James Murdoch slipped quietly back into focus at News Corp. on Wednesday, fielding questions on the company’s quarterly earnings call alongside chief operating officer Chase Carey in a rare appearance since the younger Murdoch moved to Gotham after the U.K. phone hacking scandal exploded in London last summer under his watch.

It wasn’t the most auspicious start for James as a corporate captain. News Corp. swung to a massive loss of $1.6 billion last quarter on a $2.9 billion impairment and restructuring charge in the publishing business ahead of plans to split the conglom into two companies. With every operating division but cable networks posting declines, Carey admitted the company was facing “trying times.”

James Murdoch, who is deputy COO, was chairman-CEO Rupert Murdoch’s heir-apparent before the scandal and, it seems, may still be despite the widespread hacking at News Corp.’s U.K. newspapers that tarnished his reputation and could still put him at legal risk.

News Corp. took a $57 million charge directly related to the ongoing U.K. hacking probe. In contrast to this year’s fiscal fourth quarter numbers, the conglom recorded a $683 million profit in the year-earlier quarter.News Corp. plans to split off its publishing assets into a separate, publicly traded company, a decision announced in late June — spurred in part by the scandal in the U.K. and by investor pressure to shield the company’s global film and TV assets from the weakness of the publishing biz. Carey said News Corp. will submit its initial regulatory filings by the end of the year to get the process moving, and the transaction will take about a year to complete.

Revenue for the fourth quarter dipped to $8.4 billion from $9 billion.

Strong growth in cable was offset by declines in News Corp.’s film, broadcasting, publishing and satellite units.

Cable networks saw profit surge 26% to $792 million on a 15% boost in revenue led by Fox News, FX, the Fox Intl. Channels and National Geographic Channels group and India’s Star cablers. Advertising revenue rose 5% domestically and 18% internationally. Affiliate sales were up 16% in the U.S. and 31% overseas. Programming costs also rose, by 11%.

Carey talked up News Corp.’s commitment to grow its international sports business. This week it acquired the company that owns broadcast rights to the Dutch soccer premier league. In June, it bought out Disney’s stake in Star Sports in India.

Filmed entertainment profits dropped by $90 million to $120 million on lower theatrical and home entertainment vs. last year, which had “Rio” in theaters and “Black Swan” and “The Chronicles of Narnia: Voyage of the Dawn Treader” on homevideo.

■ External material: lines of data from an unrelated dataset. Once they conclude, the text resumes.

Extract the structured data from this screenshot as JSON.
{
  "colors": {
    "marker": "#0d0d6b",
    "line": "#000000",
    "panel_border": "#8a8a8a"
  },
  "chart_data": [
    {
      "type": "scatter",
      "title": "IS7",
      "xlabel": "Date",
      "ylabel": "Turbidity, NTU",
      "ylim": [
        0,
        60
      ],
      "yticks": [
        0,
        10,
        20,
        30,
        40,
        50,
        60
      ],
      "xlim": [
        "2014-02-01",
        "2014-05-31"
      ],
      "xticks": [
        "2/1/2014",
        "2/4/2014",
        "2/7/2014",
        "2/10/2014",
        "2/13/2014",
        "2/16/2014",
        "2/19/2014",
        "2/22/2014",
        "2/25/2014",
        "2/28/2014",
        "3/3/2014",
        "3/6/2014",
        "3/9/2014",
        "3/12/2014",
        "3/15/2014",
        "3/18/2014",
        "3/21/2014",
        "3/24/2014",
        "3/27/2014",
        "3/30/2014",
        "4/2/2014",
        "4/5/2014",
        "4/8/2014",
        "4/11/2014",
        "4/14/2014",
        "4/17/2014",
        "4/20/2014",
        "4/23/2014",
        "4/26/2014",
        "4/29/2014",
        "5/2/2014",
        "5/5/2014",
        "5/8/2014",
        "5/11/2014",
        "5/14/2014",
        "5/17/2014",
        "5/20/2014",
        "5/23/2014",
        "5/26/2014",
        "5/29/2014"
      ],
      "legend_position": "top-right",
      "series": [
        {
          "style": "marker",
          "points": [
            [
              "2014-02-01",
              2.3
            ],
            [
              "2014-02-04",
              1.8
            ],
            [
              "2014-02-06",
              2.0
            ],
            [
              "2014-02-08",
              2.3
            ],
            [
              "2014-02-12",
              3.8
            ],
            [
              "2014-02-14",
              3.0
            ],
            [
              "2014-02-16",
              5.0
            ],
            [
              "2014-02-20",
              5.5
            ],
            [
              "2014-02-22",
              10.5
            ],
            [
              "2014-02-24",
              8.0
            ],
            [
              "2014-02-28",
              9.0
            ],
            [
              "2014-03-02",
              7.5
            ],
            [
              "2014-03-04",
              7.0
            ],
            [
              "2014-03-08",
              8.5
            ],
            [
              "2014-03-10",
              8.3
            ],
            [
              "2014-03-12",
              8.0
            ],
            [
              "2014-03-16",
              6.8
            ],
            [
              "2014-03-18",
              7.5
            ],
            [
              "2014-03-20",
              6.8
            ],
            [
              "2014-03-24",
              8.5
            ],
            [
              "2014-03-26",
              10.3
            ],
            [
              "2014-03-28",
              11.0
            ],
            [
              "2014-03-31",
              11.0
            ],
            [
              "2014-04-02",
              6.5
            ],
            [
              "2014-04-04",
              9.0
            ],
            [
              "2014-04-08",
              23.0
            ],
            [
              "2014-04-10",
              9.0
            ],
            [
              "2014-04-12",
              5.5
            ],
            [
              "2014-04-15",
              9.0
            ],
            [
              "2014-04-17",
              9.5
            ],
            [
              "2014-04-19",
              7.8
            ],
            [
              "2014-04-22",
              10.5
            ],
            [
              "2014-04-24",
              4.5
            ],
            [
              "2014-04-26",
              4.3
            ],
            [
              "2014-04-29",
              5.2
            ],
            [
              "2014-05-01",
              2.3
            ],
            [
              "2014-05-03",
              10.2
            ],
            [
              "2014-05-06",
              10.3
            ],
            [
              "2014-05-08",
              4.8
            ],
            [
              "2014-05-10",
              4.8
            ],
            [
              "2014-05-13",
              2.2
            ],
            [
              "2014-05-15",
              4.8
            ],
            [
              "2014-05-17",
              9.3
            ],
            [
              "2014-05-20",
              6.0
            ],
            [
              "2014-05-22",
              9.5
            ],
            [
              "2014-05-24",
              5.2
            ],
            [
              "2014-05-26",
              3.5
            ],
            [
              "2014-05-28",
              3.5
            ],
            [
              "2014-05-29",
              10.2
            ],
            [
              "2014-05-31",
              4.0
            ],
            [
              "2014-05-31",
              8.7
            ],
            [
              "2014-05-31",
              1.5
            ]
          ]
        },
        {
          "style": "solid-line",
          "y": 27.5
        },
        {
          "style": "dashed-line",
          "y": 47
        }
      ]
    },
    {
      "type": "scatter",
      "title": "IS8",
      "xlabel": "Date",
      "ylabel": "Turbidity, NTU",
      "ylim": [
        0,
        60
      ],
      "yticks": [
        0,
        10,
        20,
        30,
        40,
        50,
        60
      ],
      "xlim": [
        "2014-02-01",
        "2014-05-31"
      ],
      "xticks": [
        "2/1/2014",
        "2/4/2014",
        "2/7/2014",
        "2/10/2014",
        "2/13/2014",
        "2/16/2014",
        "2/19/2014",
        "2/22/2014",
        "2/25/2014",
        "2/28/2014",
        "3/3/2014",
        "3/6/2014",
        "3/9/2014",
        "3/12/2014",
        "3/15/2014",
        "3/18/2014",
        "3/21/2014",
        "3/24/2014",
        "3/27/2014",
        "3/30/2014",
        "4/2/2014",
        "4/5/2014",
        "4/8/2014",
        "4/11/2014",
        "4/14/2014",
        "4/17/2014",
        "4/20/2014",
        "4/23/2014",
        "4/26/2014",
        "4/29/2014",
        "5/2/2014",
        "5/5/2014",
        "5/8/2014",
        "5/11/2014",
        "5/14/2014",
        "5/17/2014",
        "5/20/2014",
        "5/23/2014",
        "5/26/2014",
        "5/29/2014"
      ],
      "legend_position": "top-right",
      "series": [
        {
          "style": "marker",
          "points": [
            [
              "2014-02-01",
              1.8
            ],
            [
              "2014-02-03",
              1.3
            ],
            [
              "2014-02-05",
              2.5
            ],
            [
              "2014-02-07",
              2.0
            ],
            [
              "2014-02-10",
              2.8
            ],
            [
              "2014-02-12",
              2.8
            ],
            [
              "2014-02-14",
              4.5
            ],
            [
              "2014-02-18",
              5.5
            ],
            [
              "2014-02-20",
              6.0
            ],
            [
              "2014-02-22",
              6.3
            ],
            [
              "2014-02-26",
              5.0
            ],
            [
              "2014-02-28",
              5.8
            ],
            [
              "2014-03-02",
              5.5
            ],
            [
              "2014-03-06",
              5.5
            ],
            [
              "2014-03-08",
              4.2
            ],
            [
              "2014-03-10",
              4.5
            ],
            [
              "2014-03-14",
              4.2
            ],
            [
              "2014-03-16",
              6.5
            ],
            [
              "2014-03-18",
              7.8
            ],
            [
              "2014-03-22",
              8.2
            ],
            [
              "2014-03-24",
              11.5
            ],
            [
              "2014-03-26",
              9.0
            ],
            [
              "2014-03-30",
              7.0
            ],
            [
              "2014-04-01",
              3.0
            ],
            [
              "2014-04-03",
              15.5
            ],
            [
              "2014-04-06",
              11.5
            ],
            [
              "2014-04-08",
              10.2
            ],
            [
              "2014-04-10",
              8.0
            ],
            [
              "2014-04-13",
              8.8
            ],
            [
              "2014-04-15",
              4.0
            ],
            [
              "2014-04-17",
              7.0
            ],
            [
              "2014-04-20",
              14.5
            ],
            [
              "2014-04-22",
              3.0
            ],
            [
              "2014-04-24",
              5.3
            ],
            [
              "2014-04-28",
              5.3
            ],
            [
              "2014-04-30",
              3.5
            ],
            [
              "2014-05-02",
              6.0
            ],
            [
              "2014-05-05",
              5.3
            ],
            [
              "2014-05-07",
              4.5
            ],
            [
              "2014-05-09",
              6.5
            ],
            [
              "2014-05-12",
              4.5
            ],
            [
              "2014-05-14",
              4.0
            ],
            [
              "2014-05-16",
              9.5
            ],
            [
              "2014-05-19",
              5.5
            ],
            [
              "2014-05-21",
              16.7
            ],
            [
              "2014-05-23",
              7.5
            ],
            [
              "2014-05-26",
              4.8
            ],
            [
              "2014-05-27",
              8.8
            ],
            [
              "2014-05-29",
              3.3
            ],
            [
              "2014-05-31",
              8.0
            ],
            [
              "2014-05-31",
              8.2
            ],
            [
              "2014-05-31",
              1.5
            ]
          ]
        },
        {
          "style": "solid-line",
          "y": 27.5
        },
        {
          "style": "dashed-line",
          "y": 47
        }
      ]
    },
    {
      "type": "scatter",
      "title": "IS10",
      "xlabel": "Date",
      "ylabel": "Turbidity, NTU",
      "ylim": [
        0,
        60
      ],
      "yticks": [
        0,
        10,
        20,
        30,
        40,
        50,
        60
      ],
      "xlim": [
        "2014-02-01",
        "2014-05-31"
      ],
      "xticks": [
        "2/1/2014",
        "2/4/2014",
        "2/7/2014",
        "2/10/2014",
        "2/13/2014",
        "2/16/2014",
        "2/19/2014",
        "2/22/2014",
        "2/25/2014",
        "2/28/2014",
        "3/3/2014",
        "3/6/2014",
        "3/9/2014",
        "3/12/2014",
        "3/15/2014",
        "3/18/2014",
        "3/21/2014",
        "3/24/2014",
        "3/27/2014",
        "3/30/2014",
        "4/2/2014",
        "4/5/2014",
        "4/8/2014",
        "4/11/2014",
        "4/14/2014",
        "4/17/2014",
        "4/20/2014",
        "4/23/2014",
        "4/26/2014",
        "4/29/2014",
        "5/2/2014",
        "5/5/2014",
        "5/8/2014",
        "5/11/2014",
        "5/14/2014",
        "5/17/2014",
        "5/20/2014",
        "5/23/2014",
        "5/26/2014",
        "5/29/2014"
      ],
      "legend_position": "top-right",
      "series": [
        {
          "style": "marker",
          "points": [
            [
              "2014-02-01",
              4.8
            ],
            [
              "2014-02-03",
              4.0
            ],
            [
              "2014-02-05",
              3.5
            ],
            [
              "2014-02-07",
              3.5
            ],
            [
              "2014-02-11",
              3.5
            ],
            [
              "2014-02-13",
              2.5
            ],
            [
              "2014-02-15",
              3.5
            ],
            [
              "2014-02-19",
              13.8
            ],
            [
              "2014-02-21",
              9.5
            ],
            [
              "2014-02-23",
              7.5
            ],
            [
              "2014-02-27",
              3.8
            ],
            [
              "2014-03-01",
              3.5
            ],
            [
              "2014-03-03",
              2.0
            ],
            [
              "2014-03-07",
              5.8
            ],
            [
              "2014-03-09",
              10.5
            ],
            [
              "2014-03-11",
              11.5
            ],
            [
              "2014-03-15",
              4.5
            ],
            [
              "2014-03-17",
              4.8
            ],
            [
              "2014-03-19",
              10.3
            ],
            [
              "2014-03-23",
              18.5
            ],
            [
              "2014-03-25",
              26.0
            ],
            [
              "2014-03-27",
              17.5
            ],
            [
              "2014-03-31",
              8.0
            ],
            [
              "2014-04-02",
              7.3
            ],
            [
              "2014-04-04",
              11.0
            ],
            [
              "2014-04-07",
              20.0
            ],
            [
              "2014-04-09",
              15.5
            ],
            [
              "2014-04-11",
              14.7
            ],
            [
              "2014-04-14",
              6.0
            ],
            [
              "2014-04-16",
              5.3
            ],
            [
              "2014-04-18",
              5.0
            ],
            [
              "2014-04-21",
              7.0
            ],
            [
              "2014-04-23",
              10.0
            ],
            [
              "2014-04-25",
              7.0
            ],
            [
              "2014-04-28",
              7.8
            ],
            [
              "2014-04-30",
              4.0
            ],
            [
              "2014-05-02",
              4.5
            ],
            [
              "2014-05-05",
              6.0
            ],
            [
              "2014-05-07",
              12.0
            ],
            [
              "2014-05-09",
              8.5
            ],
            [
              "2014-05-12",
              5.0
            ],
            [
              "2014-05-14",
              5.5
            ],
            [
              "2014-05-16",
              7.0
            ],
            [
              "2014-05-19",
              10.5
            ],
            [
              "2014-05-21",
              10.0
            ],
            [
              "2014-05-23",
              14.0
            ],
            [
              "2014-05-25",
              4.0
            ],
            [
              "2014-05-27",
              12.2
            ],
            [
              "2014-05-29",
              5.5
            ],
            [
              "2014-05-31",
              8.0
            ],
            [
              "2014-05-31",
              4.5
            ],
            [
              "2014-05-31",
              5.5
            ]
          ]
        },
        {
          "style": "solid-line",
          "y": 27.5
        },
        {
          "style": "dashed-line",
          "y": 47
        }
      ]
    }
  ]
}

The latest quarter also included release costs for “Prometheus” and “Ice Age: Continental Drift.”

Broadcast television profit dipped by $20 million to $213 million, dragged down by lower ratings at “American Idol” on the Fox network that were significant enough to offset even a doubling of the coin earned by Fox’s local TV stations through retransmission consent fees.

Publishing profit fell to $139 million from $270 million on lower advertising revenue from international papers.

And Sky Italia earnings fell to $89 million from $145 million on loss of subscribers and higher spending to try to keep them.

James Murdoch fielded questions on the performance of Sky Italia, saying the macroeconomic environment is Italy is challenging “but we have very high hopes for that business going forward.”